Maternités : enquête sur des biberons stérilisés avec un gaz cancérogène

Publié le 28 novembre 2011 à 0h00 - par

Une enquête a été déclenchée en urgence jeudi par le ministère de la Santé sur un procédé de stérilisation, a priori interdit, pour les biberons et tétines fournis aux maternités françaises, utilisant un gaz cancérogène, l’oxyde d’éthylène.

Maternités : enquête sur des biberons stérilisés avec un gaz cancérogène

Le ministre Xavier Bertrand « diligente dès aujourd’hui une enquête (…) pour comprendre comment un tel dysfonctionnement a pu se produire » et a demandé à ce que « les biberons et les tétines incriminés soient retirés dans les plus brefs délais ». Une réunion est prévue vendredi au ministère de la Santé avec les fabricants et fournisseurs pour étudier les meilleures façons de procéder à ce retrait tout en garantissant la continuité d’approvisionnement, a-t-on indiqué jeudi soir au ministère de la Santé. Ce procédé de stérilisation n’est « pas autorisé pour les matériaux au contact des denrées alimentaires car ce produit est considéré comme cancérogène pour l’homme », souligne encore le ministère.

Le lancement de l’enquête fait suite à la publication d’une enquête par Le nouvel Observateur. L’hebdomadaire cite deux fournisseurs d’hôpitaux français qui utilisent la technique incriminée – qui consiste à « gazer » les produits à stériliser avec ce gaz inerte – pour des biberons et tétines à usage unique. Contacté par l’AFP, Michel de Gryse, responsable de l’une des deux entreprises citées, la société belge Beldico, confirme que le gazage à l’oxyde d’éthylène est bien l’une des deux méthodes utilisées. Beldico, racheté cet été par le français Médiprema, fournit 7 à 8 millions de biberons à usage unique aux maternités et hôpitaux français, selon M. de Gryse.

Cette méthode de stérilisation est « autorisée pour le matériel médical » comme les compresses, les gants et autres, relève-t-on à l’Agence française de sécurité sanitaire des produits de santé (Afssaps). En revanche, le procédé est bien interdit pour « tout ce qui est en contact alimentaire direct », selon l’Agence française en charge de la sécurité alimentaire. C’est cette nuance que les entreprises utiliseraient pour fournir aux maternités et hôpitaux des biberons traités à l’oxyde d’éthylène.

Tour de passe-passe

« Nos produits sont considérés comme des produits médicaux et non pas alimentaires », explique le responsable de Belgico, soulignant qu’« aucun organisme de contrôle ne nous a jamais notifié que l’oxyde d’éthylène n’était pas autorisé ». « C’est un tour de passe-passe » qui consiste à faire passer tétines et biberons comme « produits médicaux » », commente-t-on à l’Afssaps.

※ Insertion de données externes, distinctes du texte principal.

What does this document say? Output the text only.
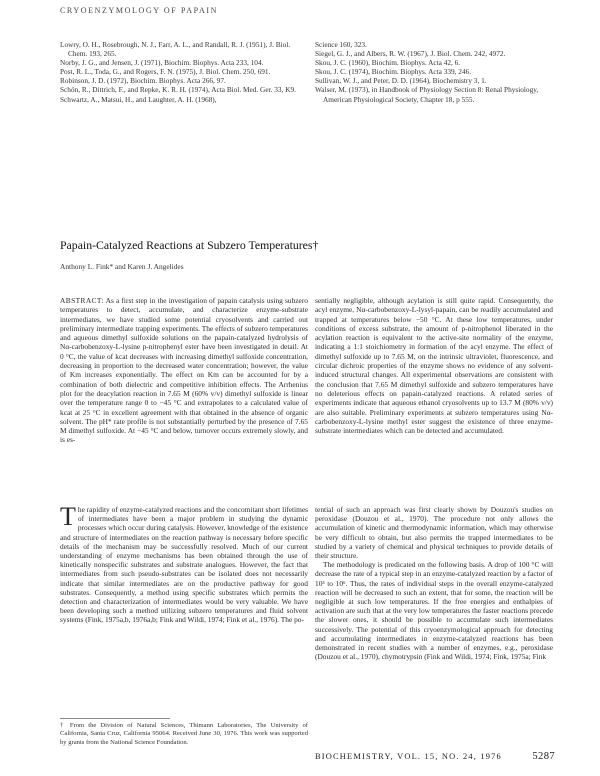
CRYOENZYMOLOGY OF PAPAIN

Lowry, O. H., Rosebrough, N. J., Farr, A. L., and Randall, R. J. (1951), J. Biol. Chem. 193, 265.

Norby, J. G., and Jensen, J. (1971), Biochim. Biophys. Acta 233, 104.

Post, R. L., Toda, G., and Rogers, F. N. (1975), J. Biol. Chem. 250, 691.

Robinson, J. D. (1972), Biochim. Biophys. Acta 266, 97.

Schön, R., Dittrich, F., and Repke, K. R. H. (1974), Acta Biol. Med. Ger. 33, K9.

Schwartz, A., Matsui, H., and Laughter, A. H. (1968),

Science 160, 323.

Siegel, G. J., and Albers, R. W. (1967), J. Biol. Chem. 242, 4972.

Skou, J. C. (1960), Biochim. Biophys. Acta 42, 6.

Skou, J. C. (1974), Biochim. Biophys. Acta 339, 246.

Sullivan, W. J., and Peter, D. D. (1964), Biochemistry 3, 1.

Walser, M. (1973), in Handbook of Physiology Section 8: Renal Physiology, American Physiological Society, Chapter 18, p 555.

Papain-Catalyzed Reactions at Subzero Temperatures†
Anthony L. Fink* and Karen J. Angelides

ABSTRACT: As a first step in the investigation of papain catalysis using subzero temperatures to detect, accumulate, and characterize enzyme-substrate intermediates, we have studied some potential cryosolvents and carried out preliminary intermediate trapping experiments. The effects of subzero temperatures and aqueous dimethyl sulfoxide solutions on the papain-catalyzed hydrolysis of Nα-carbobenzoxy-L-lysine p-nitrophenyl ester have been investigated in detail. At 0 °C, the value of kcat decreases with increasing dimethyl sulfoxide concentration, decreasing in proportion to the decreased water concentration; however, the value of Km increases exponentially. The effect on Km can be accounted for by a combination of both dielectric and competitive inhibition effects. The Arrhenius plot for the deacylation reaction in 7.65 M (60% v/v) dimethyl sulfoxide is linear over the temperature range 0 to −45 °C and extrapolates to a calculated value of kcat at 25 °C in excellent agreement with that obtained in the absence of organic solvent. The pH* rate profile is not substantially perturbed by the presence of 7.65 M dimethyl sulfoxide. At −45 °C and below, turnover occurs extremely slowly, and is es-

sentially negligible, although acylation is still quite rapid. Consequently, the acyl enzyme, Nα-carbobenzoxy-L-lysyl-papain, can be readily accumulated and trapped at temperatures below −50 °C. At these low temperatures, under conditions of excess substrate, the amount of p-nitrophenol liberated in the acylation reaction is equivalent to the active-site normality of the enzyme, indicating a 1:1 stoichiometry in formation of the acyl enzyme. The effect of dimethyl sulfoxide up to 7.65 M, on the intrinsic ultraviolet, fluorescence, and circular dichroic properties of the enzyme shows no evidence of any solvent-induced structural changes. All experimental observations are consistent with the conclusion that 7.65 M dimethyl sulfoxide and subzero temperatures have no deleterious effects on papain-catalyzed reactions. A related series of experiments indicate that aqueous ethanol cryosolvents up to 13.7 M (80% v/v) are also suitable. Preliminary experiments at subzero temperatures using Nα-carbobenzoxy-L-lysine methyl ester suggest the existence of three enzyme-substrate intermediates which can be detected and accumulated.

The rapidity of enzyme-catalyzed reactions and the concomitant short lifetimes of intermediates have been a major problem in studying the dynamic processes which occur during catalysis. However, knowledge of the existence and structure of intermediates on the reaction pathway is necessary before specific details of the mechanism may be successfully resolved. Much of our current understanding of enzyme mechanisms has been obtained through the use of kinetically nonspecific substrates and substrate analogues. However, the fact that intermediates from such pseudo-substrates can be isolated does not necessarily indicate that similar intermediates are on the productive pathway for good substrates. Consequently, a method using specific substrates which permits the detection and characterization of intermediates would be very valuable. We have been developing such a method utilizing subzero temperatures and fluid solvent systems (Fink, 1975a,b, 1976a,b; Fink and Wildi, 1974; Fink et al., 1976). The po-

tential of such an approach was first clearly shown by Douzou's studies on peroxidase (Douzou et al., 1970). The procedure not only allows the accumulation of kinetic and thermodynamic information, which may otherwise be very difficult to obtain, but also permits the trapped intermediates to be studied by a variety of chemical and physical techniques to provide details of their structure.

The methodology is predicated on the following basis. A drop of 100 °C will decrease the rate of a typical step in an enzyme-catalyzed reaction by a factor of 10³ to 10⁶. Thus, the rates of individual steps in the overall enzyme-catalyzed reaction will be decreased to such an extent, that for some, the reaction will be negligible at such low temperatures. If the free energies and enthalpies of activation are such that at the very low temperatures the faster reactions precede the slower ones, it should be possible to accumulate such intermediates successively. The potential of this cryoenzymological approach for detecting and accumulating intermediates in enzyme-catalyzed reactions has been demonstrated in recent studies with a number of enzymes, e.g., peroxidase (Douzou et al., 1970), chymotrypsin (Fink and Wildi, 1974; Fink, 1975a; Fink

† From the Division of Natural Sciences, Thimann Laboratories, The University of California, Santa Cruz, California 95064. Received June 30, 1976. This work was supported by grants from the National Science Foundation.
BIOCHEMISTRY, VOL. 15, NO. 24, 1976	5287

Cette agence en charge de la sécurité des produits de santé « va procéder à des vérifications auprès des opérateurs cités », explique à l’AFP Jean-Claude Ghislain, l’un de ses directeurs. « S’il y a un usage abusif du marquage CE qui permet d’échapper aux réglementations sur les produits à visée alimentaire, on prendra les mesures qui s’imposent », dit-il. Reste à évaluer la réelle dangerosité d’un procédé autorisé pour du matériel médical même si celui-ci entre directement contact avec le corps des patients (sonde gastrique, par exemple).

A la direction du groupement public d’hôpitaux parisiens AP-HP, on assure que le procédé est l’objet d’une stricte surveillance au niveau des « quantités résiduelles » de gaz sur les produits. M. de Gryse assure qu’après de multiples « rinçages », le matériel stérilisé présente des niveaux résiduels d’oxyde d’éthylène « 10 fois inférieurs à la norme ».

Mais pour l’expert André Picot, interrogé par Le nouvel Observateur, le fait qu’on puisse encore stériliser des biberons avec ce produit est un « total non-sens ». « L’oxyde d’éthylène est par définition un cancérogène actif dès la première molécule », selon cet expert auprès de l’UE pour les normes chimiques.

Le Centre international de recherche sur le cancer a classé ce gaz « dans le groupe 1 des agents cancérogènes pour l’homme » et des études montrent qu’il induirait cancers du sang voire de l’estomac, selon l’Institut national de recherche et de sécurité.